I have two questions about this. Is it a good plan to ride this route? Or am I missing even greater bike routes close by?

And does anyone know if there are printed bike maps of NY State for sale? There's a lot of information on the Department of Transportation web site, but I can't order it on dead trees anywhere.

Offline geegee

Re: Washington, DC to Montréal
« Reply #1 on: April 05, 2009, 02:10:39 pm »
I did much of your intended route in July/August 2001. I was going to cycle from Ottawa to Washington (capital to capital), but I stopped in Philadelphia because of a killer heatwave and a plunging Canadian dollar (went down to 62 cents that summer) which made things ridiculously expensive for me, especially in the urban areas. I ended up taking the train to Boston and riding up the cooler, rustic northeast and ended my tour in Halifax, Nova Scotia.

Cycling through the Adirondacks is really nice, with lots of opportunities to free camp. Parts of the Hudson Valley are a quite industrialized, and you'll be passing though some tight spots once in a while, especially around Albany. There is a nice paved rail trail between Glens Falls and Lake George, make sure you find it.

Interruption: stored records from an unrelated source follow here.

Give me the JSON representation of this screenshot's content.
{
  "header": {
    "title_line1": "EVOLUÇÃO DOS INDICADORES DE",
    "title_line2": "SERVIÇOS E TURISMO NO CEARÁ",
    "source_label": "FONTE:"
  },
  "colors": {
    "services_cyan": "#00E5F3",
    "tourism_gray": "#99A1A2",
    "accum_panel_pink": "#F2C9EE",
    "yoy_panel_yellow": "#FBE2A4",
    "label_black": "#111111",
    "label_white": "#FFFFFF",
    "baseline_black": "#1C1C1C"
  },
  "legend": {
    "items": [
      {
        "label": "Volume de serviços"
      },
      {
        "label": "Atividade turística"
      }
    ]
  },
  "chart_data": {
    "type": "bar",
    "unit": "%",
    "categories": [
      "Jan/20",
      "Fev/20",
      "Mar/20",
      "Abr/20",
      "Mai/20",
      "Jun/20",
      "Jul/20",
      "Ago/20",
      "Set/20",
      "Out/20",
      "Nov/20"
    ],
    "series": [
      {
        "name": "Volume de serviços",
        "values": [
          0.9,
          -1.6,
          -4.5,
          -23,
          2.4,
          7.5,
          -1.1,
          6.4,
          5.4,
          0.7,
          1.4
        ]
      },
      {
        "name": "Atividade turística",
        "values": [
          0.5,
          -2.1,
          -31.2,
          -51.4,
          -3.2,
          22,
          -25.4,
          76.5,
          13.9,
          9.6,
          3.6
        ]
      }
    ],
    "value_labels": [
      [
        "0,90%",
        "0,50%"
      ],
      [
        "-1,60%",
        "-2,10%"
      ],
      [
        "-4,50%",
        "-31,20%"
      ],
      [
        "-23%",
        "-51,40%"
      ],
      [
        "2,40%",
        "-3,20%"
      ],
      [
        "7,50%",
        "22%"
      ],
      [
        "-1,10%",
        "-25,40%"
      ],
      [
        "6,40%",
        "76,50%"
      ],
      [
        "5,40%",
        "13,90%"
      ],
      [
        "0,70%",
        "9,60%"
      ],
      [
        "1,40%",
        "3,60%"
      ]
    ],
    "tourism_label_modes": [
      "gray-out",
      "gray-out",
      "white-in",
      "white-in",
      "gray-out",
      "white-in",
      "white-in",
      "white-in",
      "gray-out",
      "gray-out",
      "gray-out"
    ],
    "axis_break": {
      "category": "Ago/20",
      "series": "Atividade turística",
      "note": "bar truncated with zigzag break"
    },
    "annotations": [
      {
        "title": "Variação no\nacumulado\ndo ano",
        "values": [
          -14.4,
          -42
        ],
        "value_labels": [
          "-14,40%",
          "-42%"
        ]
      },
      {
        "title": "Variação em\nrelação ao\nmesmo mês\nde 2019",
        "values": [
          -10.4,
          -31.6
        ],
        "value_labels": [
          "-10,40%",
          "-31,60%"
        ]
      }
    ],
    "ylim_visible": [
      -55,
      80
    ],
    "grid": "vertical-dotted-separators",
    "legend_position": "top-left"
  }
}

I chose to cycle along the Jersey Shore between Highlands and Tom's River. There's a ferry that runs between Manhattan and Highlands which allows you to skip the mess of endless Newark/Jersey city suburbs. I imagine going the other way, it would be a spectacularly scenic way to enter NYC, sailing through the Verrazano Narrows and past the statue of Liberty. Manhattan is surprisingly cycleable, the biggest problem is securing your bike if you want to see the sights. The best way to get out of Manhattan from the north is the George Washington Bridge which has a cycleable path on its south side. From there you are clear into the Pallisades and the Hudson Valley.

There was a fierce headwind for me on the Jersey shore, but it should be great for you if you are heading north. I saw a few road cyclists in the Pine Barrens between Tom's River and Philadelphia which seems to be a training run for people in the area. One thing about this region is that there are very few established campgrounds, and free camping is really difficult along the some stretches.

BTW, you should consider coming up to Ottawa, less than 200 kms east of Montreal. The route would take you over the dome of the Adirondacks into the heart of the park and Lake Placid which has hosted the Winter Olympics twice. The Canadian capital has close ties with Holland (it is twinned with The Hague) as the Dutch Royal Family was exiled here during World War II (Princess Margriet was born in Ottawa). From here to Montreal is an easy cycle along the Ottawa River. I gladly host touring cyclists at my place on, so let me know if you decide to pass by.

Best of luck, you are doing the right thing going from south to north, the wind will mostly be on your back.